Huawei Cloud: Huawei is focusing on its budding cloud business, which still has access to US chips despite the sanctions against the company, to deliver profits. The Chinese group’s cloud computing business, which sells computing power and storage to companies, including giving them access to AI, is far behind Alibaba and Tencent, the market leaders in China.
However, it is growing rapidly and in January Huawei put Huawei Cloud unit on an equal footing with its smartphones and telecoms equipment businesses. A person at a Chinese supplier to Huawei said the cloud business was key to Huawei stabilising in its domestic market because Beijing would increasingly support the company through public cloud contracts.
Several people involved in Huawei cloud business said the unit was stepping up its offerings. “We will continue to provide customers with a package of [cloud] services and products,” said a person at Huawei familiar with the strategy. “The quality of the chips in it may not be as good as before, but for the other products that are not impacted, we will offer something with a little better quality, and the customers can accept it.”
The change in focus was needed because the outlook for Huawei’s smartphone and other consumer products unit was “hopeless” in the face of a US ban that will choke off its access to mobile chips, said a person familiar with the business.
The consumer unit was responsible for half of Huawei’s $122bn revenue last year.

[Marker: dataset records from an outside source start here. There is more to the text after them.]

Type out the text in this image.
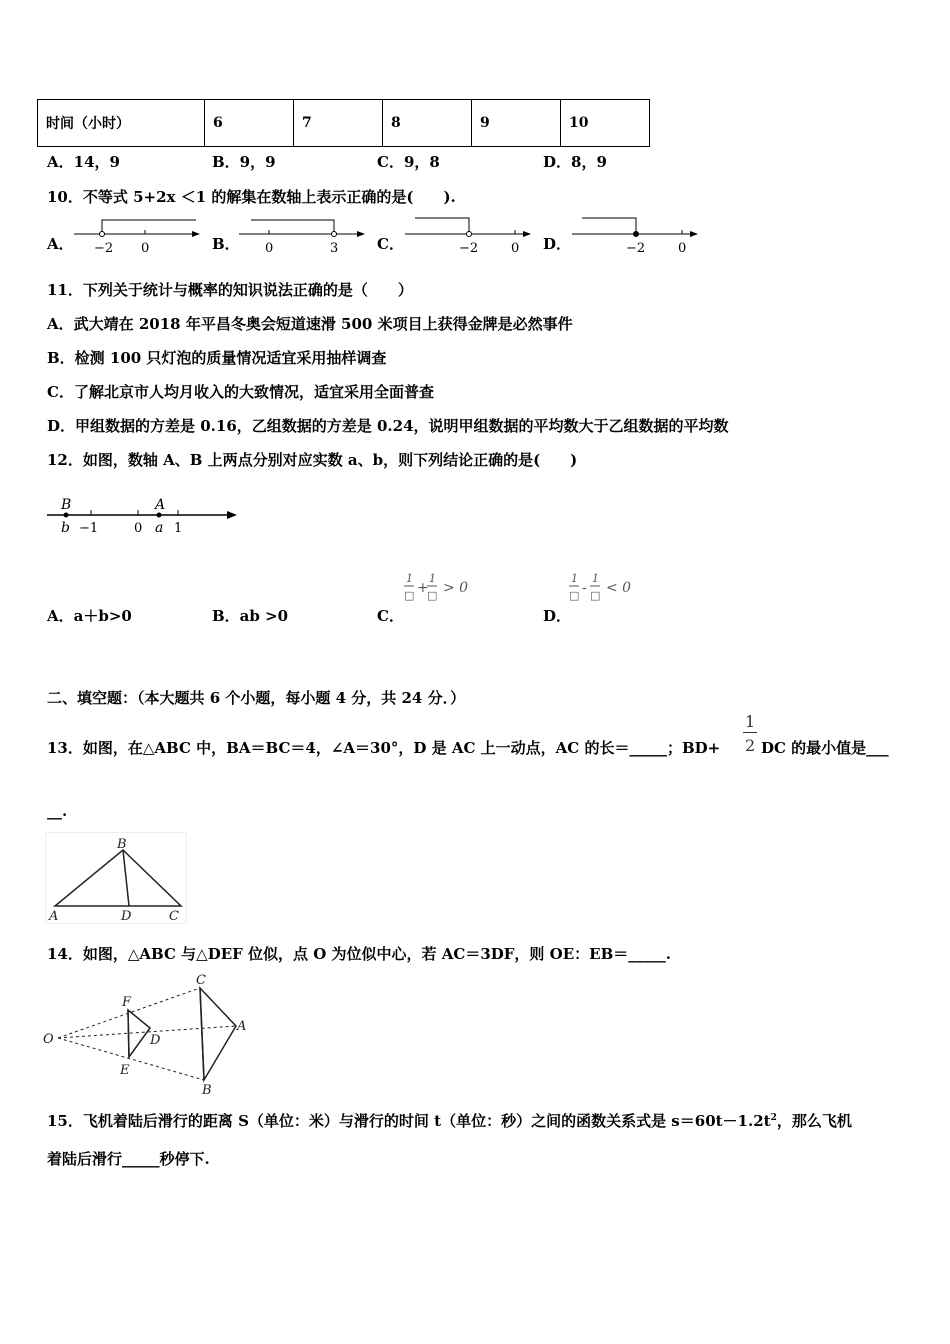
时间（小时）	6	7	8	9	10
A．14，9	B．9，9	C．9，8	D．8，9
10．不等式 5+2x ＜1 的解集在数轴上表示正确的是(　　).
A． −2 0	B． 0	3	C．	−2	0 D．	−2	0
11．下列关于统计与概率的知识说法正确的是（　　）
A．武大靖在 2018 年平昌冬奥会短道速滑 500 米项目上获得金牌是必然事件
B．检测 100 只灯泡的质量情况适宜采用抽样调查
C．了解北京市人均月收入的大致情况，适宜采用全面普查
D．甲组数据的方差是 0.16，乙组数据的方差是 0.24，说明甲组数据的平均数大于乙组数据的平均数
12．如图，数轴 A、B 上两点分别对应实数 a、b，则下列结论正确的是(　　)
B	A
b −1	0 a 1
A．a＋b>0	B．ab >0	C．	D．
1
□ +
1
□ > 0
1
□ -
1
□ < 0
二、填空题：（本大题共 6 个小题，每小题 4 分，共 24 分．）
13．如图，在△ABC 中，BA＝BC＝4，∠A＝30°，D 是 AC 上一动点，AC 的长＝_____；BD+
1
2 DC 的最小值是___
__.
B
A	D	C
14．如图，△ABC 与△DEF 位似，点 O 为位似中心，若 AC＝3DF，则 OE：EB＝_____.
C
F
O	D
A
E
B
15．飞机着陆后滑行的距离 S（单位：米）与滑行的时间 t（单位：秒）之间的函数关系式是 $s=60t-1.2t^2$，那么飞机
着陆后滑行_____秒停下.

Meanwhile industry executives and analysts said that suppliers of semiconductors needed in cloud computing were still allowed to ship to Huawei, and other components were available on the open market. “Intel has been the supplier of the main central processing unit for Huawei Cloud servers as it secured a licence last year that allows it to continue to sell to Huawei,” said an industry insider.
After the US Department of Commerce added Huawei to a list of companies barred from doing business with US companies last year, hundreds of enterprises applied for temporary licences exempting them. Despite rules that the US government imposed in May and on August 17 prohibiting the sale of any chip designed or manufactured using US technology or equipment in any transaction involving Huawei, those licences remain in force.
Industry experts said that for those Huawei suppliers, the exemption had become meaningless because the latest rule bars the companies that manufacture the chips from shipping to Huawei. But some chipmakers with fabrication plants of their own got licensed. The industry executive and two analysts said Intel was among them. The Department of Commerce does not publicise which companies receive licences.
Intel confirmed it has licences to ship to Huawei. If Intel CPUs remain available, Huawei Cloud could use them to replace the Kunpeng and Ascend, its cloud CPUs developed in-house based on designs from British chip company ARM which can no longer be manufactured because of the recent bans.